Former Democratic Party Chairman Howard Dean took to the Journal on Monday to attack the IPAB with the same blatant mischaracterizations that have been the hallmarks of the GOP attacks. The only real difference is that Dean did so after saying there was “much to applaud” in the 2010 law, including its (extremely expensive) push for universal health insurance coverage.
“The IPAB is essentially a healthcare rationing body,” Dean blithely writes, despite the fact that the law flatly states the board cannot ration care. Specifically, any proposal the board makes to control Medicare’s costs per beneficiary “shall not include any recommendation to ration healthcare, raise revenues or Medicare beneficiary premiums under section 1395i–2, 1395i–2a, or 1395r of this title, increase Medicare beneficiary cost-sharing (including deductibles, coinsurance, and copayments), or otherwise restrict benefits or modify eligibility criteria.”
And while IPAB is expected to make recommendations every two years on how to slow the growth in healthcare costs across the industry, its authority to propose specific changes is limited to Medicare.
Dean goes on to say that IPAB will set reimbursement rates for Medicare doctors and “determine which procedures and drugs will be covered at what price.”

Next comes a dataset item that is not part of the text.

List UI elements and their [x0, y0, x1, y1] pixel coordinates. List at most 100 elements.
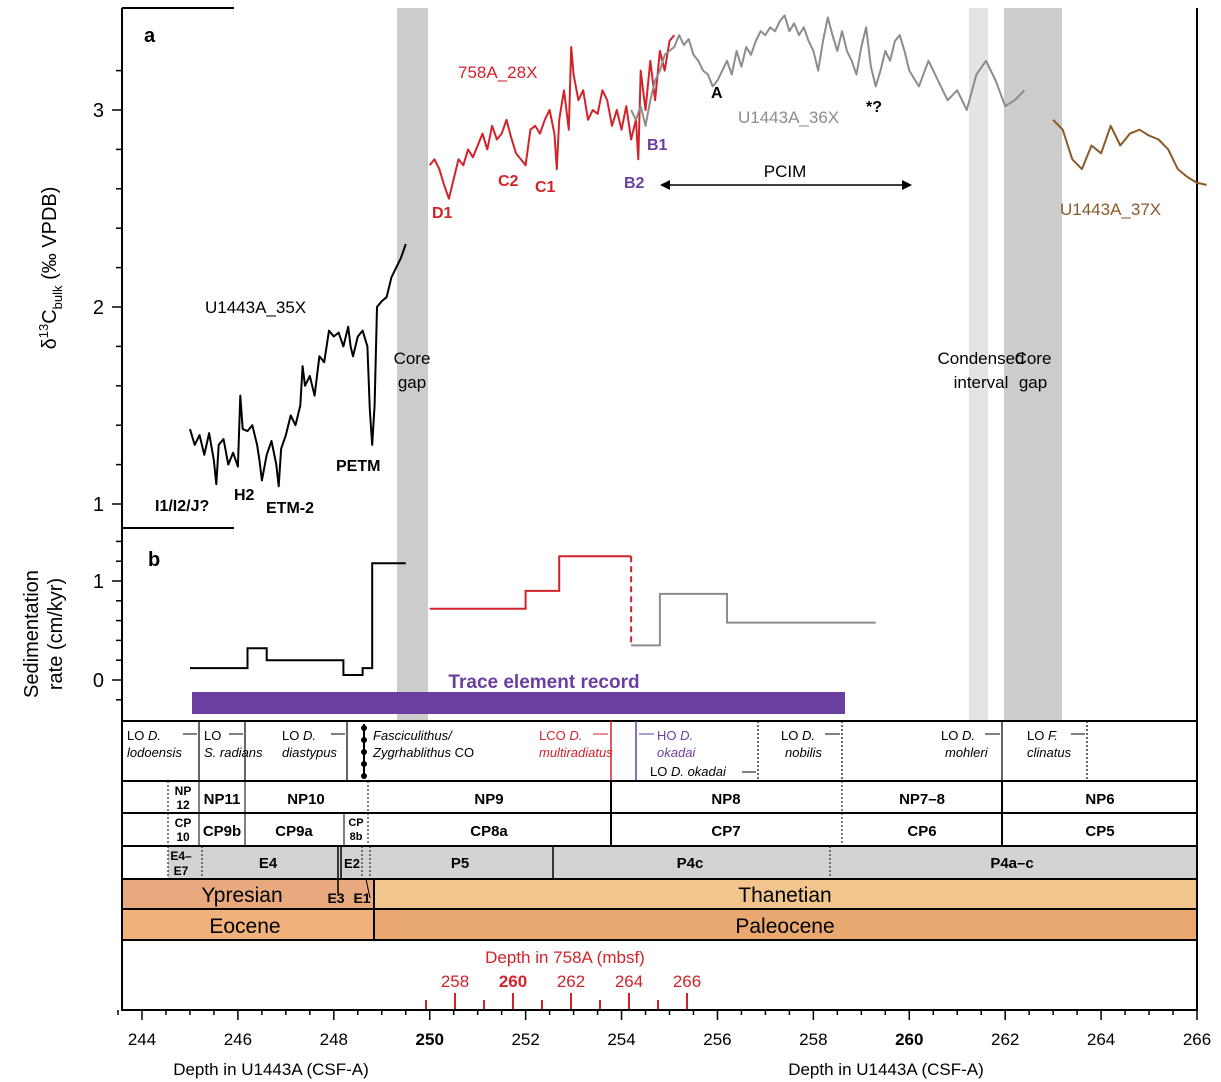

But he’s confusing the new board with mechanisms that already exist in Medicare to determine what’s “medically reasonable and necessary” (a criteria for reimbursement) and what the government will pay for it. IPAB will be able to propose changes in the rate of growth for Medicare fees -- for doctors at first, and later for hospitals as well. It can also call for changes in the subsidies for Medicare Advantage plans and in the way Medicare calculates the proper price to pay for drugs. But as noted above, it can’t restrict benefits or ration care.
The most remarkable -- and remarkably false -- critique in Dean’s piece is the statement that the Congressional Budget Office has projected that the IPAB “won’t save a single dime before 2021.” That’s because the CBO projects that Medicare costs per beneficiary will rise so slowly over the coming decade, they won’t reach the threshold set in the law for the IPAB to act. It’s not that the board will be ineffective, as Dean implies. It’s that it won’t be activated.
In the minds of Dean and other critics, the board has only one tool to control costs: set artificially low prices for medical care. And if that’s all it does, I agree with Dean that it won’t be effective. Price controls don’t work very well in any context.
But that’s not what the IPAB was created to do. It was designed to push systemic changes in Medicare, speeding the transformation from an inefficient system with misplaced incentives to one that rewards prevention and high-quality care. There’s no clear way to do that, at least not today, but at the very least it means ending the fee-for-service approach that encourages providers to give more treatment to sicker patients, rather than keeping their customers healthy in the first place.
Like so many things about the 2010 Patient Protection and Affordable Care Act, the IPAB has been wildly mischaracterized and misunderstood. Sadly, the mischaracterizations just keep coming, no matter how many times they’re rebutted.